Jamie Davis, VP for product management and quality control at Safe Systems, says financial institutions are seeing as much as a 500 percent increase in phishing attempts on customers and employees since early March. “They’re taking advantage of fear and people’s thirst for information,” Davis says. “COVID-19 has been a huge win for phishers.”
Added to this human factor is the fact that the technology used to distinguish “normal” employee behavior from the disparities that typically point out bad actors or fraudulent is not as effective when employee activity is far from normal—they’re logging in through different devices, potentially handling different tasks and perhaps working non-standard hours to accommodate home-schooling children or other WFH issues.
Hence, Hunt says, the machine learning or AI technologies, geo-location, IP or out-of-band authentication tracking or other cybersecurity measures based on gauging normal activity may be “thrown out of whack.” And bad actors are taking full advantage—anecdotally, Hunt says banks are experiencing three times as many cyber-attack attempts on their systems and their employees in recent weeks.
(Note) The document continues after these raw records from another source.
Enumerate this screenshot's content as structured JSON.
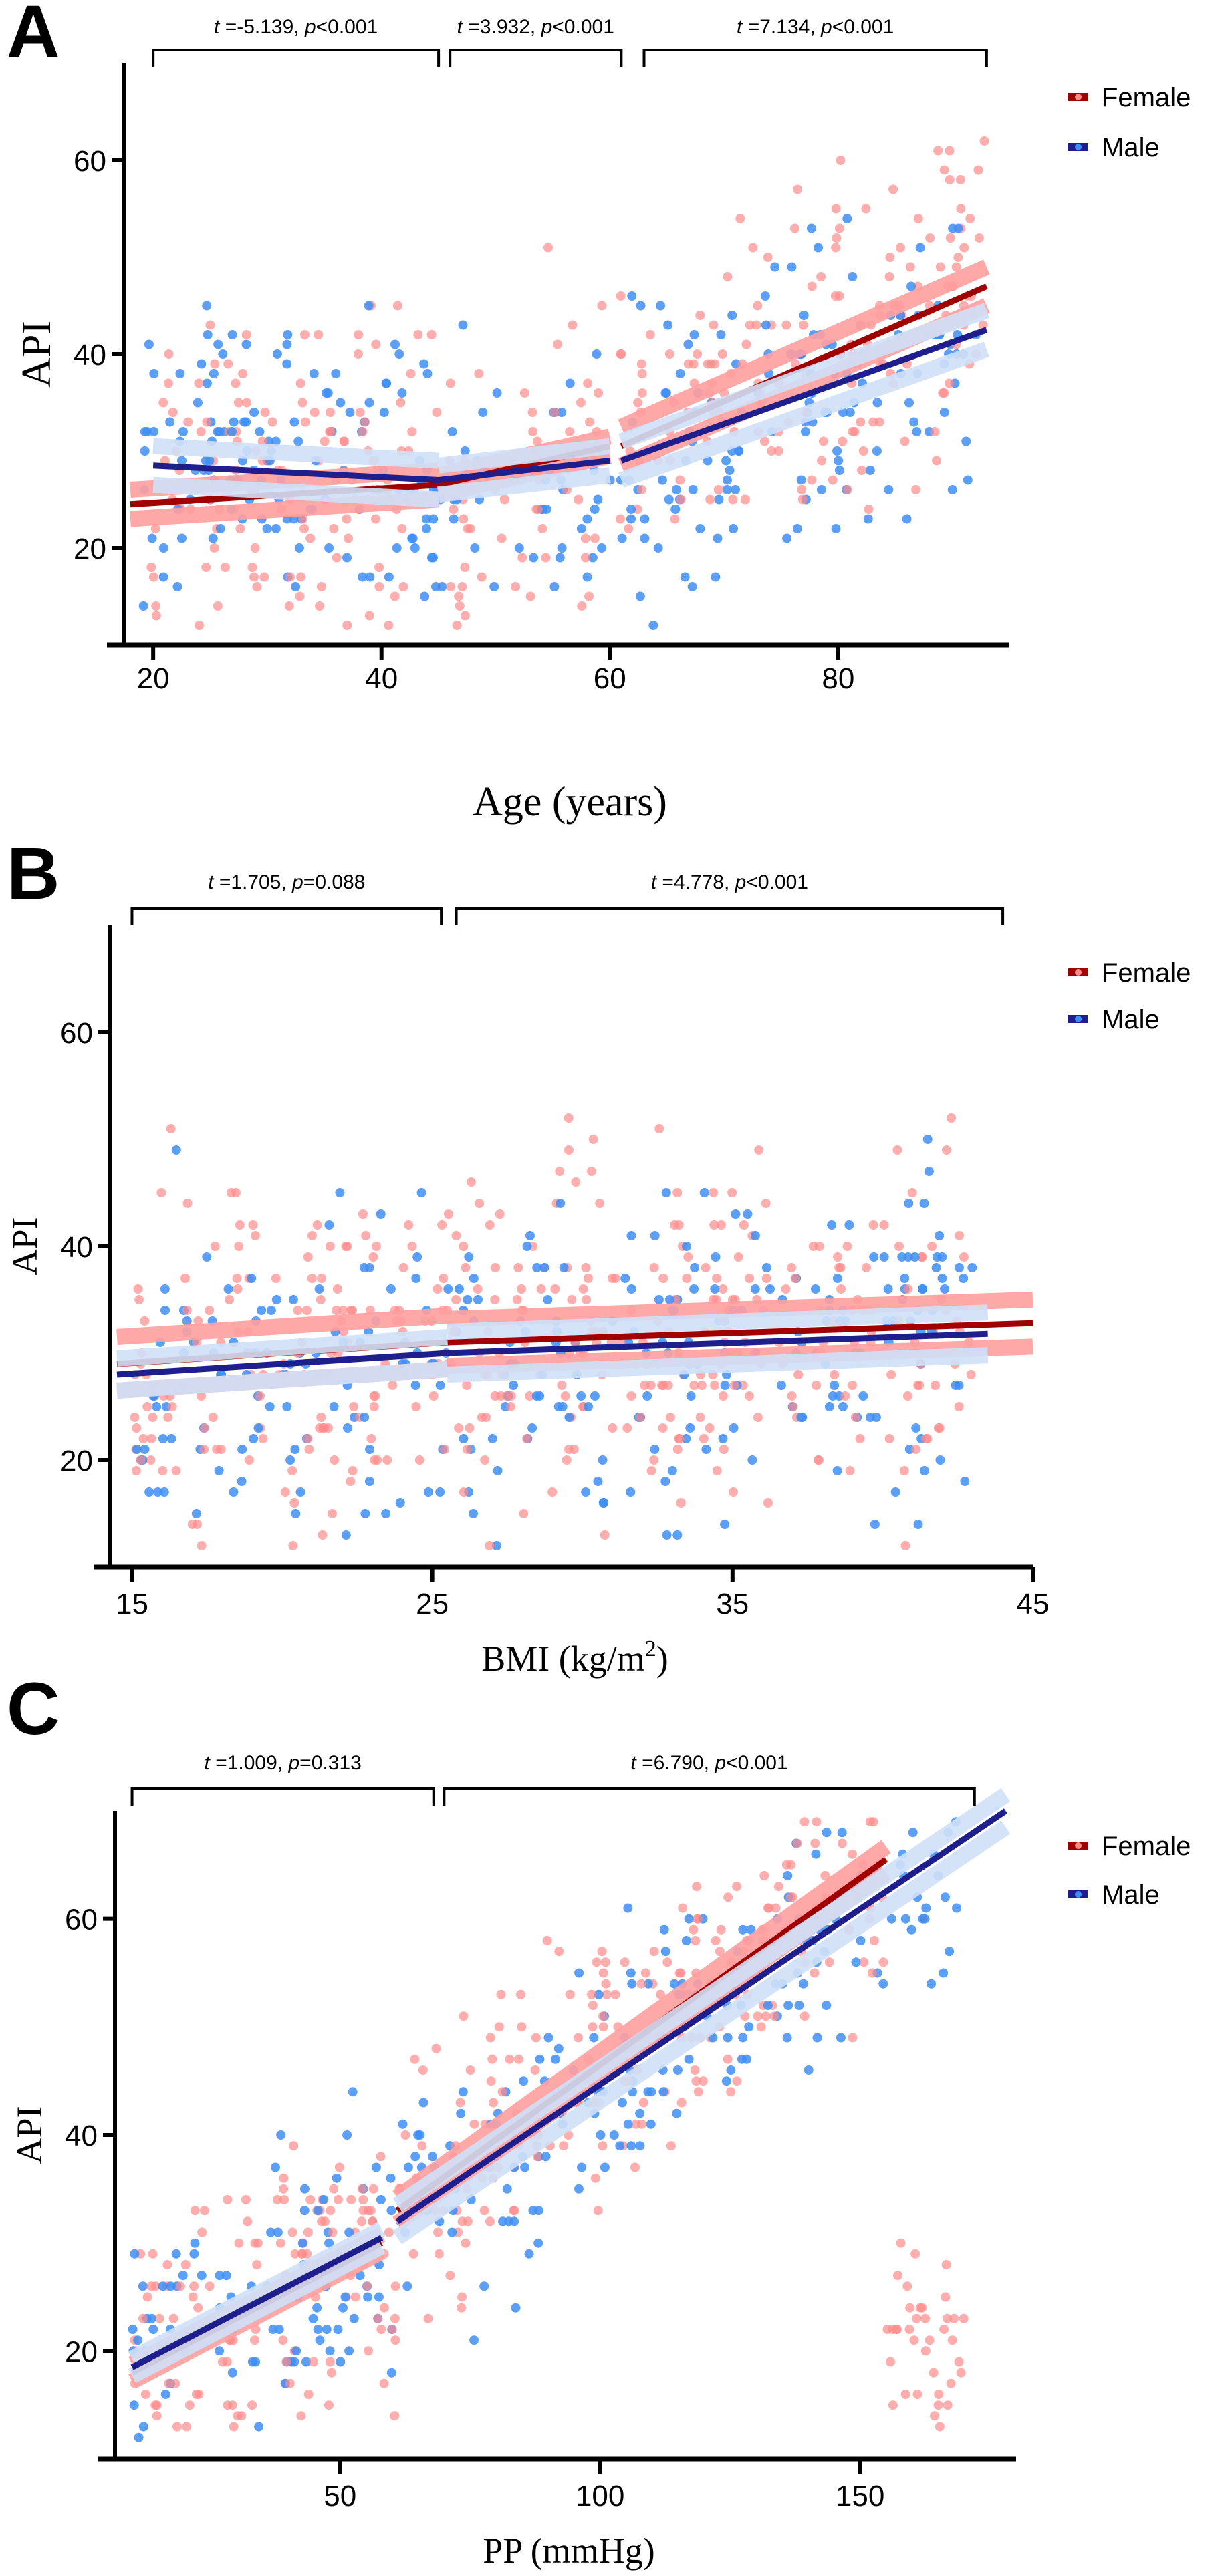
{
  "figure": {
    "colors": {
      "female_point": "#ff8a8a",
      "male_point": "#3f8ef5",
      "female_line": "#a00000",
      "male_line": "#1e1e8c",
      "female_ci": "#ff9e9e",
      "male_ci": "#cfe0f7"
    }
  },
  "chart_data": [
    {
      "panel": "A",
      "type": "scatter",
      "xlabel": "Age (years)",
      "ylabel": "API",
      "xlim": [
        18,
        95
      ],
      "ylim": [
        10,
        70
      ],
      "xticks": [
        20,
        40,
        60,
        80
      ],
      "yticks": [
        20,
        40,
        60
      ],
      "legend": {
        "position": "top-right",
        "entries": [
          "Female",
          "Male"
        ]
      },
      "annotations": [
        {
          "t": "-5.139",
          "p_op": "<",
          "p": "0.001",
          "x_range": [
            20,
            45
          ]
        },
        {
          "t": "3.932",
          "p_op": "<",
          "p": "0.001",
          "x_range": [
            46,
            61
          ]
        },
        {
          "t": "7.134",
          "p_op": "<",
          "p": "0.001",
          "x_range": [
            63,
            93
          ]
        }
      ],
      "series": [
        {
          "name": "Female",
          "segments": [
            {
              "x": [
                18,
                45
              ],
              "y": [
                24.5,
                26.5
              ],
              "ci": 1.5
            },
            {
              "x": [
                45,
                60
              ],
              "y": [
                26.5,
                30.5
              ],
              "ci": 1.0
            },
            {
              "x": [
                61,
                93
              ],
              "y": [
                30.5,
                47
              ],
              "ci": 2.0
            }
          ]
        },
        {
          "name": "Male",
          "segments": [
            {
              "x": [
                20,
                45
              ],
              "y": [
                28.5,
                27
              ],
              "ci": 2.0
            },
            {
              "x": [
                45,
                60
              ],
              "y": [
                27,
                29
              ],
              "ci": 1.5
            },
            {
              "x": [
                61,
                93
              ],
              "y": [
                29,
                42.5
              ],
              "ci": 2.0
            }
          ]
        }
      ],
      "scatter": {
        "x_range": [
          19,
          93
        ],
        "y_center": 28,
        "y_spread": 8,
        "y_step": 1
      }
    },
    {
      "panel": "B",
      "type": "scatter",
      "xlabel": "BMI (kg/m",
      "xlabel_sup": "2",
      "xlabel_tail": ")",
      "ylabel": "API",
      "xlim": [
        14.5,
        45
      ],
      "ylim": [
        10,
        70
      ],
      "xticks": [
        15,
        25,
        35,
        45
      ],
      "yticks": [
        20,
        40,
        60
      ],
      "legend": {
        "position": "top-right",
        "entries": [
          "Female",
          "Male"
        ]
      },
      "annotations": [
        {
          "t": "1.705",
          "p_op": "=",
          "p": "0.088",
          "x_range": [
            15,
            25.3
          ]
        },
        {
          "t": "4.778",
          "p_op": "<",
          "p": "0.001",
          "x_range": [
            25.8,
            44
          ]
        }
      ],
      "series": [
        {
          "name": "Female",
          "segments": [
            {
              "x": [
                14.5,
                25.5
              ],
              "y": [
                29,
                31
              ],
              "ci": 2.5
            },
            {
              "x": [
                25.5,
                45
              ],
              "y": [
                31,
                32.8
              ],
              "ci": 2.2
            }
          ]
        },
        {
          "name": "Male",
          "segments": [
            {
              "x": [
                14.5,
                25.5
              ],
              "y": [
                28,
                30
              ],
              "ci": 1.5
            },
            {
              "x": [
                25.5,
                43.5
              ],
              "y": [
                30,
                31.8
              ],
              "ci": 2.0
            }
          ]
        }
      ],
      "scatter": {
        "x_range": [
          15,
          43
        ],
        "y_center": 29,
        "y_spread": 8,
        "y_step": 1
      }
    },
    {
      "panel": "C",
      "type": "scatter",
      "xlabel": "PP (mmHg)",
      "ylabel": "API",
      "xlim": [
        8,
        180
      ],
      "ylim": [
        10,
        70
      ],
      "xticks": [
        50,
        100,
        150
      ],
      "yticks": [
        20,
        40,
        60
      ],
      "legend": {
        "position": "top-right",
        "entries": [
          "Female",
          "Male"
        ]
      },
      "annotations": [
        {
          "t": "1.009",
          "p_op": "=",
          "p": "0.313",
          "x_range": [
            10,
            68
          ]
        },
        {
          "t": "6.790",
          "p_op": "<",
          "p": "0.001",
          "x_range": [
            70,
            172
          ]
        }
      ],
      "series": [
        {
          "name": "Female",
          "segments": [
            {
              "x": [
                10,
                58
              ],
              "y": [
                18,
                30
              ],
              "ci": 0.8
            },
            {
              "x": [
                61,
                155
              ],
              "y": [
                33,
                65.5
              ],
              "ci": 1.2
            }
          ]
        },
        {
          "name": "Male",
          "segments": [
            {
              "x": [
                10,
                58
              ],
              "y": [
                18.5,
                30.5
              ],
              "ci": 0.8
            },
            {
              "x": [
                61,
                178
              ],
              "y": [
                32,
                70
              ],
              "ci": 1.5
            }
          ]
        }
      ],
      "scatter": {
        "x_range": [
          10,
          170
        ],
        "y_center": 20,
        "y_spread": 6,
        "y_step": 1
      }
    }
  ]
}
In the meantime, bankers are doing their best to get the word out to employees (as well as customers) about heightened risk for phishing and fraud scams, as well as to revisit education about good cyber-hygiene practices. The banks that have already implemented multi-factor authentication for employee access have an advantage, and more banks that do not have employee MFA have moved it to the top of their to-do lists.
Michelle Toll, like many ther top financial executives, is staying in touch with other bank presidents, tracking security risks as they emerge in this environment. “We hope that there is a heightened sensitivity for employees working from home, a sense of prudence about the risks,” she says.
Based in Washington state, Karen Epper Hoffman covers cybersecurity and bank innovation. Her reporting has appeared in American Banker, CSO magazine, CoinDesk, and other outlets.